Barnwell Industries, Inc.
24 Greenway Plaza, Suite 1800Q
Houston, Texas 77046

Re: Registration Statement on Form S-3

Ladies and Gentlemen:

 We have acted as counsel to Barnwell Industries, Inc. (the “Company”) in connection with the Sales Agreement dated February 25, 2026 (the “Sales Agreement”) by and between the Company and Roth Capital Partners, LLC (the “Agent”), pursuant to which the Company may offer and sell, from time to time through the Agent up to $50,000,000 of shares (the “Shares”) of the Company’s common stock, par value $0.50 per share pursuant to a Registration Statement on Form S-3 (the “Registration Statement”) (File No.: 333-292684) filed on January 12, 2026 with the Securities and Exchange Commission (the “Commission”) pursuant to the Securities Act of 1933, as amended (the “Securities Act) and declared effective on January 30, 2026, the prospectus contained therein and the prospectus supplement filed with the Commission on February 25, 2026 (the “Prospectus Supplement”).

We have reviewed such documents and made such examination of law as we have deemed appropriate to give the opinion set forth below. We have relied, without independent verification, on certificates of public officials and, as to matters of fact material to the opinion set forth below, on certificates of officers of the Company.

The opinion expressed below is limited to the federal securities laws of the United States of America and the Delaware General Corporation Law and we express no opinion as to the effect on the matters covered by the laws of any other jurisdiction.

Based on the foregoing, we are of the opinion that the Shares have been duly authorized and, when issued and sold in the manner described in the Registration Statement, the Prospectus Supplement and the Sales Agreement will be validly issued, fully paid and non-assessable.

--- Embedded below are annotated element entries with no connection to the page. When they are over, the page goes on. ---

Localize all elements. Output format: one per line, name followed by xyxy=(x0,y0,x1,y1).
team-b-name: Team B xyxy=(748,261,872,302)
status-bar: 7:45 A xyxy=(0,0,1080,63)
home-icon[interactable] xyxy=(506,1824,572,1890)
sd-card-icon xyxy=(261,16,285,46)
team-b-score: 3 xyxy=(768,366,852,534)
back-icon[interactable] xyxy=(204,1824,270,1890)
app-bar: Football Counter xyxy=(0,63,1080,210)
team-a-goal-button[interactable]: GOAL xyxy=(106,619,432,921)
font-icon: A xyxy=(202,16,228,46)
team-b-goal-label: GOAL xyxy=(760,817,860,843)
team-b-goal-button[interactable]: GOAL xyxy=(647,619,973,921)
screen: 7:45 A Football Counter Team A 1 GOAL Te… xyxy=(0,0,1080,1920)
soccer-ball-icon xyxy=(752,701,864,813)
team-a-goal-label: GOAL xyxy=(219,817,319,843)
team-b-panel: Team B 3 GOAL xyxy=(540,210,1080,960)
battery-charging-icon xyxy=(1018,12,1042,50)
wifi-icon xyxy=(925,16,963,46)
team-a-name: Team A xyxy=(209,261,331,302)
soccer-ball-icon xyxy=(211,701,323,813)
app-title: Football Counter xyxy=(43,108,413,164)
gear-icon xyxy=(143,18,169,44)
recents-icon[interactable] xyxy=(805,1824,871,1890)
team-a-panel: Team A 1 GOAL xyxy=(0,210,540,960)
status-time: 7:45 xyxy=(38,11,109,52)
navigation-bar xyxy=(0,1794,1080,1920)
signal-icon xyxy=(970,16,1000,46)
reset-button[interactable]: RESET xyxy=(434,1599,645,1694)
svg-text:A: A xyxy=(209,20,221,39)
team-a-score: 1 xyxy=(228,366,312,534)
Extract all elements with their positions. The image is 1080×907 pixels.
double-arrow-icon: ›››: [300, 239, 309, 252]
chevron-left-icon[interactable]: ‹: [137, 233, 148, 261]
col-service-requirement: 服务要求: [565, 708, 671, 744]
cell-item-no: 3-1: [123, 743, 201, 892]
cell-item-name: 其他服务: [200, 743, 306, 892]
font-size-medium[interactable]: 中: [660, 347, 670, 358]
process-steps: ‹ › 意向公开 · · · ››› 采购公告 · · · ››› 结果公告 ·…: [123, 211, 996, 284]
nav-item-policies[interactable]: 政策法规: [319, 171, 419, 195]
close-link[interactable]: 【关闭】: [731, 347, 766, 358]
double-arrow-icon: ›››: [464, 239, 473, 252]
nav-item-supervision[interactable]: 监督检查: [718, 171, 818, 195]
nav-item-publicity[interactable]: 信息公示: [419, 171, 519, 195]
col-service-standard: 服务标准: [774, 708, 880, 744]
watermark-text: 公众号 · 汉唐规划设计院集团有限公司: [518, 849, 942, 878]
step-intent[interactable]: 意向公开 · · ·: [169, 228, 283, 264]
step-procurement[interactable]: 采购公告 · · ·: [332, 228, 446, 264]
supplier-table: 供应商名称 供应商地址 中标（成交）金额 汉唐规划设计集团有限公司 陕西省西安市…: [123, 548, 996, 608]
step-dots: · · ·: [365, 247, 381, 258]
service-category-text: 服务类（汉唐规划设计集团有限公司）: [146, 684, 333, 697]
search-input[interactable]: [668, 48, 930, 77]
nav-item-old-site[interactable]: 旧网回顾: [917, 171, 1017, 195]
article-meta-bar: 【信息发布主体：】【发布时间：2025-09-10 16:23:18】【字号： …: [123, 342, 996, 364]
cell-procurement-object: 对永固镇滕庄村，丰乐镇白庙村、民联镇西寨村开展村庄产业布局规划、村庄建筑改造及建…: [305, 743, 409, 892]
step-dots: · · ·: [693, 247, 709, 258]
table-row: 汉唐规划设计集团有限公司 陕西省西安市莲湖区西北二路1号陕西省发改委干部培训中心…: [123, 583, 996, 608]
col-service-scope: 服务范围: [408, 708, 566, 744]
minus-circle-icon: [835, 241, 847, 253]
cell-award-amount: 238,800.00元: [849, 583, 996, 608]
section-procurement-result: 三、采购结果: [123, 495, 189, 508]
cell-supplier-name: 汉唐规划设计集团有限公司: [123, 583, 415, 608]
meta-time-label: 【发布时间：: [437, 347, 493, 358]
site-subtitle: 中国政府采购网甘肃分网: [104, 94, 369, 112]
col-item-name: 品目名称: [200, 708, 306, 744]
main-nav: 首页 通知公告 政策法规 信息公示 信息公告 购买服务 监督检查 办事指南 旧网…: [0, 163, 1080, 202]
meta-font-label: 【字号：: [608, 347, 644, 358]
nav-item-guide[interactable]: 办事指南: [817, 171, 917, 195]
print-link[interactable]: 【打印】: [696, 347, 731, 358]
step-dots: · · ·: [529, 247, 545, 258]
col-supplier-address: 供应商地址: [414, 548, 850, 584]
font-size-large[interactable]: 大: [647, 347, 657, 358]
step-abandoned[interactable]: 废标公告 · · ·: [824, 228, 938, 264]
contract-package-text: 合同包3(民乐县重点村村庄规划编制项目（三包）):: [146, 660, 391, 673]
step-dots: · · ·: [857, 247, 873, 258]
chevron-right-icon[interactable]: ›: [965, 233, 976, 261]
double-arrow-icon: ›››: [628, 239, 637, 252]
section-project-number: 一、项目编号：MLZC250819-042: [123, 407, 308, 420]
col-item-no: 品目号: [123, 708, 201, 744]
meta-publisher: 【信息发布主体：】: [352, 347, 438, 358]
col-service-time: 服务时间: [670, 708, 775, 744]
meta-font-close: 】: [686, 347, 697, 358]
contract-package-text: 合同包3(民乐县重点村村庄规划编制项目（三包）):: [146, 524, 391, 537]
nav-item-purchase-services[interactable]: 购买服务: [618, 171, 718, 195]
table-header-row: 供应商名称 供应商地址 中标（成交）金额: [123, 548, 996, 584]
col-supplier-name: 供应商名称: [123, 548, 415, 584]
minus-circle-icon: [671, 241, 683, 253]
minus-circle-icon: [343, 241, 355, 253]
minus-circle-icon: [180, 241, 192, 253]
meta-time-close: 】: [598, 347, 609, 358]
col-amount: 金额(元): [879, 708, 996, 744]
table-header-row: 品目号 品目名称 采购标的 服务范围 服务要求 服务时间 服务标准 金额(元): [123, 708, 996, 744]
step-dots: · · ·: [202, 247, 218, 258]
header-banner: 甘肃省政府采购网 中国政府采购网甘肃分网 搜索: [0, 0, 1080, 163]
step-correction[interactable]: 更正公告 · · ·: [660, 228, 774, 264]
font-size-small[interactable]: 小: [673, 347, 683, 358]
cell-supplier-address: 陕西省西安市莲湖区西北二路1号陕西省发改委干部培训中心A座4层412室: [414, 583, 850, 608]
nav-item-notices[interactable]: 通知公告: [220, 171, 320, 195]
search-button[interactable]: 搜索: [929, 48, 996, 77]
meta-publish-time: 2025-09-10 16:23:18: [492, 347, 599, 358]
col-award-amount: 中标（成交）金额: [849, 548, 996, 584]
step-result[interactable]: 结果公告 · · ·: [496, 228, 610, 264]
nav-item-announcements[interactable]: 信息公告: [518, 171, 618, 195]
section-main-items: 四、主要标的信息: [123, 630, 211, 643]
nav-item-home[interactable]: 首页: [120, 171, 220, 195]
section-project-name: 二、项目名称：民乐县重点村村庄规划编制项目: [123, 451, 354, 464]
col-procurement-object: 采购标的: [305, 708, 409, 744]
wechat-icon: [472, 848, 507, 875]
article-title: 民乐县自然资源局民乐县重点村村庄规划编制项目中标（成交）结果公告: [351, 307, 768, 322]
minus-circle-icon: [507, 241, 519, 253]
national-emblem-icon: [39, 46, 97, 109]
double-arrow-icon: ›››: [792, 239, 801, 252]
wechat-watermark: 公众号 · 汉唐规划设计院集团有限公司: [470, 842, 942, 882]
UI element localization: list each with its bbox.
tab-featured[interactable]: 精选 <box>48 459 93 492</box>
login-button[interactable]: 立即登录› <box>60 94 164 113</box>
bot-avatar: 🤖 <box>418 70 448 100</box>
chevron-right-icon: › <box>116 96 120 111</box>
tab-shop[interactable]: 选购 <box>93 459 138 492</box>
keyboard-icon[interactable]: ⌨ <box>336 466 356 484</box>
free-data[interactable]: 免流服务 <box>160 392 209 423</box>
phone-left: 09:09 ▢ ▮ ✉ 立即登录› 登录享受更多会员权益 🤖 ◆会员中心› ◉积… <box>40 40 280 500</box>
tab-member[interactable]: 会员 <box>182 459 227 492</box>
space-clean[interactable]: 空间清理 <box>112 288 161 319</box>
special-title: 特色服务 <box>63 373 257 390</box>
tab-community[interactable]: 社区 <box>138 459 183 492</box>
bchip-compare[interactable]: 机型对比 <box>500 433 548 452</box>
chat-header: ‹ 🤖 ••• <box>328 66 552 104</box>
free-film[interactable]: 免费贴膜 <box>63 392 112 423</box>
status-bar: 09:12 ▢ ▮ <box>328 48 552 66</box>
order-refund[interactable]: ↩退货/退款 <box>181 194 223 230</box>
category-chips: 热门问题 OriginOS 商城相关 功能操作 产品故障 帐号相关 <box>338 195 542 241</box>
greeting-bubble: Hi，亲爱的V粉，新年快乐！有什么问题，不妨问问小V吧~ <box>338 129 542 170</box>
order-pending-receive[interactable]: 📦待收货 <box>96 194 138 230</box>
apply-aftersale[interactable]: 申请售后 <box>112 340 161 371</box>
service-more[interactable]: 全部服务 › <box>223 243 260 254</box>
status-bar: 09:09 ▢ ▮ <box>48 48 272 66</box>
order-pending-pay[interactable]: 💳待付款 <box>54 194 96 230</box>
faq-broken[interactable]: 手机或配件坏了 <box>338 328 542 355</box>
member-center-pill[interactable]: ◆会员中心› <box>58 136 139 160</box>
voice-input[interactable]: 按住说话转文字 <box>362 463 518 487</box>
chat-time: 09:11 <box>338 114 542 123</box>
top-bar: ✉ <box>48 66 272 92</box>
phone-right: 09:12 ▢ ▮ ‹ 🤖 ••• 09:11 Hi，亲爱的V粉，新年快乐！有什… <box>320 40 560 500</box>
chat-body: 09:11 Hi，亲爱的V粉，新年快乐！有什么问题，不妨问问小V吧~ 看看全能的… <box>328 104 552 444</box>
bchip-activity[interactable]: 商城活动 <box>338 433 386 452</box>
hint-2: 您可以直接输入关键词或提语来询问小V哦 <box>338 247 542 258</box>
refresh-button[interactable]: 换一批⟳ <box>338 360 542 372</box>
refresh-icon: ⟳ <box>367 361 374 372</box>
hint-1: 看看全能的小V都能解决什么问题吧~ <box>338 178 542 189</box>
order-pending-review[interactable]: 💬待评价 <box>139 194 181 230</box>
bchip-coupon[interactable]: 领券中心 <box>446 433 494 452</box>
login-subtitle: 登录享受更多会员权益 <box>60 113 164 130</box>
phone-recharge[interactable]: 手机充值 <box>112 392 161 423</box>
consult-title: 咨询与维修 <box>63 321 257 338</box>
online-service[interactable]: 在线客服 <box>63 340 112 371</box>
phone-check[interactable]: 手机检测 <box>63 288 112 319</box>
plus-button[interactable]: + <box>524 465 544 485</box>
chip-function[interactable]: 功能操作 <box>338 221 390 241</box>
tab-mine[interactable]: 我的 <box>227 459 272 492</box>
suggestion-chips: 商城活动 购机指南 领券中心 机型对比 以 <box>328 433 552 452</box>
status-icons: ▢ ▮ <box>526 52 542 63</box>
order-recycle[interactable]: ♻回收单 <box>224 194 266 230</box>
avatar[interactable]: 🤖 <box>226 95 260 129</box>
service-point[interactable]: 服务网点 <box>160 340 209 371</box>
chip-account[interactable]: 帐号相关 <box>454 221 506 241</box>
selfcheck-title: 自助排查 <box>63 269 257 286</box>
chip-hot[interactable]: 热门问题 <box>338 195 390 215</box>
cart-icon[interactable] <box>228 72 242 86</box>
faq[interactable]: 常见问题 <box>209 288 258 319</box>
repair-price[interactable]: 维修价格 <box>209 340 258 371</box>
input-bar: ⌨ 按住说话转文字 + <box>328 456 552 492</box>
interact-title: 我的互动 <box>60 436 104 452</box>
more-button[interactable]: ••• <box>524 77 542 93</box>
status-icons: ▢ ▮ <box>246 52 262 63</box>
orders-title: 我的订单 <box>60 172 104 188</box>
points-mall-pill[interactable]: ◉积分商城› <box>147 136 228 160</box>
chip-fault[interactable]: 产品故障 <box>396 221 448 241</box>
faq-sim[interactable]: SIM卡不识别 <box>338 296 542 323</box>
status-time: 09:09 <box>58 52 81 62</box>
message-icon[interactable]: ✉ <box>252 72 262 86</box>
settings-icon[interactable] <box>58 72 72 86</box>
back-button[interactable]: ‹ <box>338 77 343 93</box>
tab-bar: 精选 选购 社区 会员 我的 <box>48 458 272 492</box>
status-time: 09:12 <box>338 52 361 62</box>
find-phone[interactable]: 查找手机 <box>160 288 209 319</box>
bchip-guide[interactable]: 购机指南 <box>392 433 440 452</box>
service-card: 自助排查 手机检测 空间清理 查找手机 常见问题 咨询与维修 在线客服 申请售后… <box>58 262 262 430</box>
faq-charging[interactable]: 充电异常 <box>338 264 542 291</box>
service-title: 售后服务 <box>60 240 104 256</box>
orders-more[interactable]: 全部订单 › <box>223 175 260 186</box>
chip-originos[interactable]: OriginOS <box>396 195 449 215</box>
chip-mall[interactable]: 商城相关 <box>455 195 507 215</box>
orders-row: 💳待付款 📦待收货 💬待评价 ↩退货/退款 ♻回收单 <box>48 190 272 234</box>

We hereby consent to the filing of this opinion with the Commission as an exhibit to the Company’s Current Report on Form 8-K filed with the Commission on February 25, 2026 and which is incorporated by reference in the Registration Statement and the Prospectus Supplement. We also hereby consent to the reference to our firm under the caption “Legal Matters” in the Prospectus Supplement. In giving this consent, we do not thereby admit that we are within the category of persons whose consent is required under Section 7 of the Securities Act or the rules and regulations of the Commission promulgated thereunder. This opinion is expressed as of the date hereof unless otherwise expressly stated, and we disclaim any undertaking to advise you of any subsequent changes in the facts stated or assumed herein or of any subsequent changes in applicable laws.